I can. I might not, but I can. I have that potential. You have that potential. Unlike an insect that simply is whatever it is and does whatever it does, and can never be more or do more that that, you and I can change. You and I can ascend or descend, improve or falter, succeed or fail. This is what makes us human.
I am accused of being a downer and a cynic, and this post will surely bring out those accusations all the more. But it isn’t true. I want so much out of life, and I truly desire for everyone to be fulfilled and to better themselves.
It’s modern philosophy that is negative and cynical. It’s the Freudian quackery that tempts us to retreat from our humanity, descend down to the level of a skunk or a snake, and embrace the cowardly and convenient notion that we have no control and no say over the things that we do and the sorts of people that we become. I don't think you even know what you're talking about here.

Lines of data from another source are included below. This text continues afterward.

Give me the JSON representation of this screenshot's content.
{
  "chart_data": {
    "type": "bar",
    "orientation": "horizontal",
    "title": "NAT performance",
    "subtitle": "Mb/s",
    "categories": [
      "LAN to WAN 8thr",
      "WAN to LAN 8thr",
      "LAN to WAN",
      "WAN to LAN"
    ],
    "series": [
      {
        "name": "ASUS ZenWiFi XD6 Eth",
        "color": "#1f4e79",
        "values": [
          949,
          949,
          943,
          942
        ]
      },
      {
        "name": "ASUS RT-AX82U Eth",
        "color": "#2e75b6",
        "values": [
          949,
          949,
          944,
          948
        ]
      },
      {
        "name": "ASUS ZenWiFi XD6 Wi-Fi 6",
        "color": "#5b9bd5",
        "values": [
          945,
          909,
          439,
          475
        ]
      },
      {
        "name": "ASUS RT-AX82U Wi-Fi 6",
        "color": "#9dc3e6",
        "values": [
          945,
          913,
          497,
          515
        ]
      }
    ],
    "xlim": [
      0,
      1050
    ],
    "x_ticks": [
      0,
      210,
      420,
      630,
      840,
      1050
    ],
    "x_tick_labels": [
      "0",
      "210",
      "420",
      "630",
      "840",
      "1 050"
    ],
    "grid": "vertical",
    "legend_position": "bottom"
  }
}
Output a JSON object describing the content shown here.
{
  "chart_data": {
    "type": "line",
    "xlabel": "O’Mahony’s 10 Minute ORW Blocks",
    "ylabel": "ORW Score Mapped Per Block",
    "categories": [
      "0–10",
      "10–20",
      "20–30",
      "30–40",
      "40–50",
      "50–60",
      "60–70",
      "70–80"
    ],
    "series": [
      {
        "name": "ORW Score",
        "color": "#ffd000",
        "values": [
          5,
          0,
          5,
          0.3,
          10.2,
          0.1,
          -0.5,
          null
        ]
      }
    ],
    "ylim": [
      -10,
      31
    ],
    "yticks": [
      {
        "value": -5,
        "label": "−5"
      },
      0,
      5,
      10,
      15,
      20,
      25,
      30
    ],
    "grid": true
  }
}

We DO have control over our obesity. Who is the "we" and what is collective obesity? I'm not familiar with it. I do know that some people have control over their obesity and some people don't.  I know it is not a popular thing to say, but popular things are rarely worth saying at all. And some unpopular things are also not worth saying at all. (Besides, I think fat-shaming is quite popular.)
Obesity is not a disease. To say otherwise is to toss sound science, medicine, biology, theology, and philosophy out the window. And what is left?
Nothing, really. Just an ugly and pointless world populated by animals and robots, where we all suffer, we are all helpless, and we are all victims. And then we die.
Calling obesity a disease ---> world devoid of meaning
This is the picture many people paint – the world in which they wish to live.
And they call me the cynic?

This post had slightly fewer insults, but many more lapses in logic and inappropriate analogies.